Banking Fraud & Misleading Activities

Bank fraud is a federal crime in many countries, defined as planning to obtain property or money from any federally insured financial institution. It is sometimes considered a whitecollar crime.

• Rogue Traders

A rogue trader is a highly placed insider nominally authorized to invest sizeable funds on behalf of the bank; this trader secretly makes progressively more aggressive and risky investments using the bank's money, when one investment goes bad, the rogue trader engages in further market speculation in the hope of a quick profit which would hide or cover the loss. Unfortunately, when one investment loss is piled onto another, the costs to the bank can reach into the hundreds of millions of dollars; there have even been cases in which a bank goes out of business due to market investment losses.

• Fraudulent Loans

One way to remove money from a bank is to take out a loan, a practice bankers would be more than willing to encourage if they know that the money will be repaid in full with interest.
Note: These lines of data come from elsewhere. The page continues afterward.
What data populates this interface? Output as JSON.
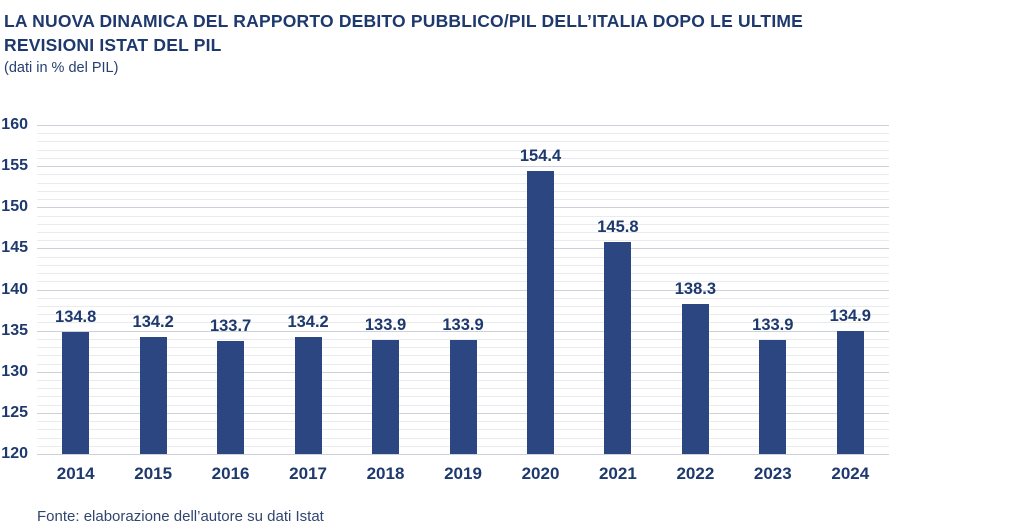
{
  "header": {
    "title_lines": [
      "LA NUOVA DINAMICA DEL RAPPORTO DEBITO PUBBLICO/PIL DELL’ITALIA DOPO LE ULTIME",
      "REVISIONI ISTAT DEL PIL"
    ],
    "subtitle": "(dati in % del PIL)"
  },
  "chart_data": {
    "type": "bar",
    "title": "LA NUOVA DINAMICA DEL RAPPORTO DEBITO PUBBLICO/PIL DELL’ITALIA DOPO LE ULTIME REVISIONI ISTAT DEL PIL",
    "subtitle": "(dati in % del PIL)",
    "categories": [
      "2014",
      "2015",
      "2016",
      "2017",
      "2018",
      "2019",
      "2020",
      "2021",
      "2022",
      "2023",
      "2024"
    ],
    "values": [
      134.8,
      134.2,
      133.7,
      134.2,
      133.9,
      133.9,
      154.4,
      145.8,
      138.3,
      133.9,
      134.9
    ],
    "xlabel": "",
    "ylabel": "",
    "ylim": [
      120,
      160
    ],
    "ytick_step": 5,
    "grid_minor_step": 1,
    "grid": true,
    "legend": false,
    "bar_color": "#2b4681",
    "label_color": "#1e396d",
    "value_label_decimals": 1
  },
  "footer": {
    "source": "Fonte: elaborazione dell’autore su dati Istat"
  }
}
A fraudulent loan, however, is one in which the borrower is a business entity controlled by a dishonest bank officer or an accomplice; the "borrower" then declares
bankruptcy or vanishes and the money is gone. The borrower may even be a non-existent entity and the loan merely an artifice to conceal a theft of a large sum of money from the bank.

• Wire Fraud

Wire transfer networks such as the international SWIFT inter-bank fund transfer system are tempting as targets as a transfer, once made, is difficult or impossible to reverse. As these networks are used by banks to settle accounts with each other, rapid or overnight wire transfer of large amounts of money is commonplace; while banks have put checks and balances in place, there is the risk that insiders may attempt to use fraudulent or forged documents which claim to request a bank depositor's money be wired to another bank, often an offshore account in some distant foreign country.